# Any one have any pictures from Seth Green at Anthrocon '07?



## KitsuneKit (Sep 21, 2008)

You know, Seth Green that actor who is in charge of Robot Chicken and Scott Evil from Austin Powers.  I know he was there as his rabbit fursona.  Does anyone have any pictures?


----------



## Beastcub (Sep 21, 2008)

wait...seth green is a furry?
i need proof!


----------



## Grimfang (Sep 21, 2008)

Seth Green is a furry?

Is there any evidence of this? Not saying I don't believe you.. somehow, this just registers as craziness in my mind. He has a bunny suit?


----------



## Beastcub (Sep 21, 2008)

if it is true then it would explain why there has been no shit about furries in robot chicken as he would not want to further push the negative media if he was a part of the fandom


----------



## Beastcub (Sep 21, 2008)

it says here that seth met senreich at a furry convention
http://www.600.org/tv_stars/seth_green.html


----------



## Xipoid (Sep 21, 2008)

Strangely, that seems to ring a bell, but I'm not entirely sure.


----------



## Teco (Sep 21, 2008)

Greg the bunny?


----------



## Adelio Altomar (Sep 22, 2008)

All I found was this but the original poster is the same as this thread.


----------



## Grimfang (Sep 22, 2008)

The more I think about it, the more I think I've seen a pic of Seth Green at a con at some point... I can't really find much.
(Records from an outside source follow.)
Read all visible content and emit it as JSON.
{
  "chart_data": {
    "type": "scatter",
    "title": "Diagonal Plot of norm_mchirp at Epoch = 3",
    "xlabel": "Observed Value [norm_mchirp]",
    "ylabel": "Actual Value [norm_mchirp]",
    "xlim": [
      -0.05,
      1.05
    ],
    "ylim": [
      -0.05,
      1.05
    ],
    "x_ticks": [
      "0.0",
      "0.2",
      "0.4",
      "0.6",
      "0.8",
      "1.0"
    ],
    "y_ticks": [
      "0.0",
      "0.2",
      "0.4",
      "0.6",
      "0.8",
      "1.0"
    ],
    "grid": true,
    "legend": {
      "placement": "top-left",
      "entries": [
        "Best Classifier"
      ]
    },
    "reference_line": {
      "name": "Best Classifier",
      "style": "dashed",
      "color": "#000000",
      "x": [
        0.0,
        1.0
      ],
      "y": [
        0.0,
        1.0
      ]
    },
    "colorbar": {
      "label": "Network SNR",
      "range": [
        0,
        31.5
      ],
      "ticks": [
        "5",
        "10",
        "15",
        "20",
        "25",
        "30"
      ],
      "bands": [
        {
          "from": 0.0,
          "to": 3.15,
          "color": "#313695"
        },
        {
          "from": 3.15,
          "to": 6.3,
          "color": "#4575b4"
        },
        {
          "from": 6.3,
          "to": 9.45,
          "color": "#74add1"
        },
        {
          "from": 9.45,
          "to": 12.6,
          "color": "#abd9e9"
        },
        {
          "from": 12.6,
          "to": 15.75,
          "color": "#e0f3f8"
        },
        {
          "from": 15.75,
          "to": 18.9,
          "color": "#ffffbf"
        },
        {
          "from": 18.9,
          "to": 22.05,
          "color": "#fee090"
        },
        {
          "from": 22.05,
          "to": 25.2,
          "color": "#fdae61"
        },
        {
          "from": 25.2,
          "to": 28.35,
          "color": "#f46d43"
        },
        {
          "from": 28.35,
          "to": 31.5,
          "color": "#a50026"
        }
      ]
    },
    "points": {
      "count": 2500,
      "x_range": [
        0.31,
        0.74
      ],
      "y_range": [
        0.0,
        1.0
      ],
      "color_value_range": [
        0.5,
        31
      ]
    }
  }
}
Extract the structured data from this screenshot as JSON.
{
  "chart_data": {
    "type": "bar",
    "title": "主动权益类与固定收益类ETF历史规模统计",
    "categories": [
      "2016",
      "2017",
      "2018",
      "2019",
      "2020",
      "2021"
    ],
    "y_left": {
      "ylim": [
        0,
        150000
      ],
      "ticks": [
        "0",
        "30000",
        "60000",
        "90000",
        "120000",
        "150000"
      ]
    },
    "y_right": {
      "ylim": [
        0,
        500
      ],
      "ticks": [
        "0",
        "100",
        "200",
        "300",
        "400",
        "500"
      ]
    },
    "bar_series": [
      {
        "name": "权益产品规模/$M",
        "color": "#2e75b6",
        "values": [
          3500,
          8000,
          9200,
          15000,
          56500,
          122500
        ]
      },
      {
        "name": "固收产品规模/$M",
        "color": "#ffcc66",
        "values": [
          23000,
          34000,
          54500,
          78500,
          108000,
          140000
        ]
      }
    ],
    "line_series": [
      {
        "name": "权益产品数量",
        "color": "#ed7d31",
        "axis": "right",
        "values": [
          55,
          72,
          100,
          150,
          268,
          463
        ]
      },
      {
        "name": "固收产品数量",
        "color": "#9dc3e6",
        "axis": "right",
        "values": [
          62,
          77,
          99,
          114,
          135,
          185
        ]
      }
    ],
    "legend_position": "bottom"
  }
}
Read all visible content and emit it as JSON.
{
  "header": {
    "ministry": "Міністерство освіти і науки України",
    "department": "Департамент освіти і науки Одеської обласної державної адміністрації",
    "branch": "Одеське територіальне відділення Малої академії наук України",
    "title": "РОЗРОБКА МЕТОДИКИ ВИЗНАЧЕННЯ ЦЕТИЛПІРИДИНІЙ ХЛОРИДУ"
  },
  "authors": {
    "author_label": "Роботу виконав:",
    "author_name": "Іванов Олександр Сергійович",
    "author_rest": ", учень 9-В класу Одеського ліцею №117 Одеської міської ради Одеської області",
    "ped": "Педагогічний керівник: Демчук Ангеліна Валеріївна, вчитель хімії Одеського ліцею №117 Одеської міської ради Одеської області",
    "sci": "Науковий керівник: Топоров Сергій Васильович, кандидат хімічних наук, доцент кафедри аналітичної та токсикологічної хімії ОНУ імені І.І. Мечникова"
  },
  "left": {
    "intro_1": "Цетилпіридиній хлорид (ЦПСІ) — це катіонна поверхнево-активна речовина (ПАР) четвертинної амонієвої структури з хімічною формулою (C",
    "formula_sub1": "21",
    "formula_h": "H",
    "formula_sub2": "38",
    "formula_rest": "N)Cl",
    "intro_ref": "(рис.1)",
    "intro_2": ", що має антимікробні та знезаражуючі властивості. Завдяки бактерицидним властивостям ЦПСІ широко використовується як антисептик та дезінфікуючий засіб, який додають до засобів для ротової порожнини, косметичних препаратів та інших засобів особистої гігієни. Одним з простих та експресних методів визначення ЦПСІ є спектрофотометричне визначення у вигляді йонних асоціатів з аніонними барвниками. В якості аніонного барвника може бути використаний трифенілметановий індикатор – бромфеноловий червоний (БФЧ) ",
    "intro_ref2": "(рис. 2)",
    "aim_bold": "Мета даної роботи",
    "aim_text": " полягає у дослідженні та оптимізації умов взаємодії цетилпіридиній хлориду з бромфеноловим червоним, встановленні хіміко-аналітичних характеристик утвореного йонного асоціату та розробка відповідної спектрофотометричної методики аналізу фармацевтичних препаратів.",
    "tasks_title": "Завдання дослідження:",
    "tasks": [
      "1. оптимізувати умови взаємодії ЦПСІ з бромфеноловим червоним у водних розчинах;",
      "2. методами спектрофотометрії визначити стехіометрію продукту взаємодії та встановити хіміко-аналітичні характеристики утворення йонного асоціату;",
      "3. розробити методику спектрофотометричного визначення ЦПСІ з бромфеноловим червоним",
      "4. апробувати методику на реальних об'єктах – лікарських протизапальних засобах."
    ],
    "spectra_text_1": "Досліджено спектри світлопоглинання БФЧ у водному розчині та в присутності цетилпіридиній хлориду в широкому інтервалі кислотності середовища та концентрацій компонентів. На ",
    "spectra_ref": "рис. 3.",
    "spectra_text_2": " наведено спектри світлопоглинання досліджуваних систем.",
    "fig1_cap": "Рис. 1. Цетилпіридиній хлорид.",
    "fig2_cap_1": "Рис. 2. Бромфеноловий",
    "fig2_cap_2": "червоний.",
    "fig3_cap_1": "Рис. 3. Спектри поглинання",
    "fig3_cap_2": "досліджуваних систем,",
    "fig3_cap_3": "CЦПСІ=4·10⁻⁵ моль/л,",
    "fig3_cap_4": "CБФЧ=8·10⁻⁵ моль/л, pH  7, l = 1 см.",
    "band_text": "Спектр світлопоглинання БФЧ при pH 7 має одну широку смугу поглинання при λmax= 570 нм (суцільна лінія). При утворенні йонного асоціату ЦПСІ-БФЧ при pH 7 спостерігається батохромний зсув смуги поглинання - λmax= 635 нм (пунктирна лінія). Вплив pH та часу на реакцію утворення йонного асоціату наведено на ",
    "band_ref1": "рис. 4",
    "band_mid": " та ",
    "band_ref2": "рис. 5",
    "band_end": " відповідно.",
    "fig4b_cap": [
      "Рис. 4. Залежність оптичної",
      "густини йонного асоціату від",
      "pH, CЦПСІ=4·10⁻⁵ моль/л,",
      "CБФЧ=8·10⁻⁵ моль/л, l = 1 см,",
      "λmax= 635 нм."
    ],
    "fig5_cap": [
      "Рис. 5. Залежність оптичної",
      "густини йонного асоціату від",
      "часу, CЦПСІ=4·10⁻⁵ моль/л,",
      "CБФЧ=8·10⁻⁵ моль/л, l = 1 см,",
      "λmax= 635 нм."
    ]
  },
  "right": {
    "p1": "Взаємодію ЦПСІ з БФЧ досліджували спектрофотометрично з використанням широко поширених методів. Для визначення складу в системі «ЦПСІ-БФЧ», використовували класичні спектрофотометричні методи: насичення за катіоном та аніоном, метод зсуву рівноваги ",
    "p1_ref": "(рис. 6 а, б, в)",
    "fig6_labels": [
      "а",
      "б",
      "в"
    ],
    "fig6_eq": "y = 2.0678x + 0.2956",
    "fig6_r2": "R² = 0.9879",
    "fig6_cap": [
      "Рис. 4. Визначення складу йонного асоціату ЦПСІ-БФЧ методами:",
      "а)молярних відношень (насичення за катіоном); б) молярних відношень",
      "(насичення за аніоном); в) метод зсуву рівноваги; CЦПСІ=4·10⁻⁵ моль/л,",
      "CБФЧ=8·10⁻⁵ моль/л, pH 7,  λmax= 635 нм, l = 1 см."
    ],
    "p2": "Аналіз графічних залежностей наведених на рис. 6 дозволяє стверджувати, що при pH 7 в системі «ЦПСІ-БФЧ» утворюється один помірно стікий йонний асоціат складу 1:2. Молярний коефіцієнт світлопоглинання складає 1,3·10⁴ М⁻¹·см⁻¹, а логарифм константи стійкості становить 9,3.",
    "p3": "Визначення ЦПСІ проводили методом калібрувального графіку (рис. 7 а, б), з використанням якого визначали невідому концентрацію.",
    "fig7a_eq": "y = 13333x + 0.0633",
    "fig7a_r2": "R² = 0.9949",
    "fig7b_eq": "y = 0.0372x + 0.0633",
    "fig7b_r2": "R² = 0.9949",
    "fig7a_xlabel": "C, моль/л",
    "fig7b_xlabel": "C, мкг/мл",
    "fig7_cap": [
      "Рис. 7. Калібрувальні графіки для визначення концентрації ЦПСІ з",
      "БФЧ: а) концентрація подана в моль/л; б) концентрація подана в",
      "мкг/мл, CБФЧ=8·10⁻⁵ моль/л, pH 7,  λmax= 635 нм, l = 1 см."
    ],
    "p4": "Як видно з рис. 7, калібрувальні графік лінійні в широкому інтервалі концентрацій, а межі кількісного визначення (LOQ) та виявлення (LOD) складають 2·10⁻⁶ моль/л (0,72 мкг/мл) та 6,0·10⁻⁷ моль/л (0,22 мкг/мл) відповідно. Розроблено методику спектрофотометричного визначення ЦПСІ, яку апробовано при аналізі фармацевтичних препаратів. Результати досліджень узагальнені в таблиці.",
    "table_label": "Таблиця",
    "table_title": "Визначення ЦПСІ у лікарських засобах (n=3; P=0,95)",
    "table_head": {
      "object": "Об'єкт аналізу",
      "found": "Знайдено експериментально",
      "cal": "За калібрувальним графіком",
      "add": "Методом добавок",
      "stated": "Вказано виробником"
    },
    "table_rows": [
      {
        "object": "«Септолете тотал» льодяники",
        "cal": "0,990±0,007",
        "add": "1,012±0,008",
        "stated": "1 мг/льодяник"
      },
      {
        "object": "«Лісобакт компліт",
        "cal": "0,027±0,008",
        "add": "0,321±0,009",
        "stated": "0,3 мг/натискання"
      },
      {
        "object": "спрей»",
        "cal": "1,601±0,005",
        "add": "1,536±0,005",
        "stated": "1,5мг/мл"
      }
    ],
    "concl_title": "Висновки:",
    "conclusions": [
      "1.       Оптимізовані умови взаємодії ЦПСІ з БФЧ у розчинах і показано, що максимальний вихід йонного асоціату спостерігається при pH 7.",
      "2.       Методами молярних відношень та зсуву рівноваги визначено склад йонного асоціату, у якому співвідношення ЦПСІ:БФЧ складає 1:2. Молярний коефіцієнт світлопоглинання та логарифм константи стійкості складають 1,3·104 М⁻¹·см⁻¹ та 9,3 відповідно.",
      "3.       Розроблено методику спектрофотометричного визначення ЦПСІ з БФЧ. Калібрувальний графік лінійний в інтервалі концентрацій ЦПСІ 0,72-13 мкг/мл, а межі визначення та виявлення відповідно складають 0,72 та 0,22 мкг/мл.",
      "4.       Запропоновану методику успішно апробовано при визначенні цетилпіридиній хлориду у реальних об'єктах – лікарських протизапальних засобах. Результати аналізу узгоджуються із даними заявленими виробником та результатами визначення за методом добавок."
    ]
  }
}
Just this: http://www.popculturemadness.com/Entertainment/Television/Images/Gregthebunny1.jpg

Not exactly promising, since I think he only had a puppet of a bunny >_>


----------



## slashersivi (Sep 22, 2008)

Beastcub said:


> it says here that seth met senreich at a furry convention
> http://www.600.org/tv_stars/seth_green.html



Mmmm but right after that Senreich said: 

MS: [laughs] When I was at Wizard I saw that Seth was a big action figure collector. So I called up his publicist and she said he would get back to me. A few minutes later Seth called and we just hit it off.

so I think he was just making a joke. 

Edit:
How 'bout John Mayer in a bear suit? x)

http://www.youtube.com/watch?v=9H-bJs-Ib-s
http://www.youtube.com/watch?v=0bLoiysdwfE


----------



## TamaraRose (Sep 26, 2008)

the have yet to find picture proof i mean   real picture proof like him at a con with a conbadge


----------



## TheGreatCrusader (Sep 26, 2008)

Holy shit.

I always thought that Seth Green was FUCKING AWESOME. Like, he was always the funniest character in movies he stared in (Rat Race, Party Monster and Without A Paddle, to name a few), and he created my favorite TV show ever (Robot Chicken). But, if he is a furry, then HOT DAMN HE IS FUCKING AWESO- Well, at least more FUCKING AWESOME than he already is.

THIS THREAD IS HUGE


----------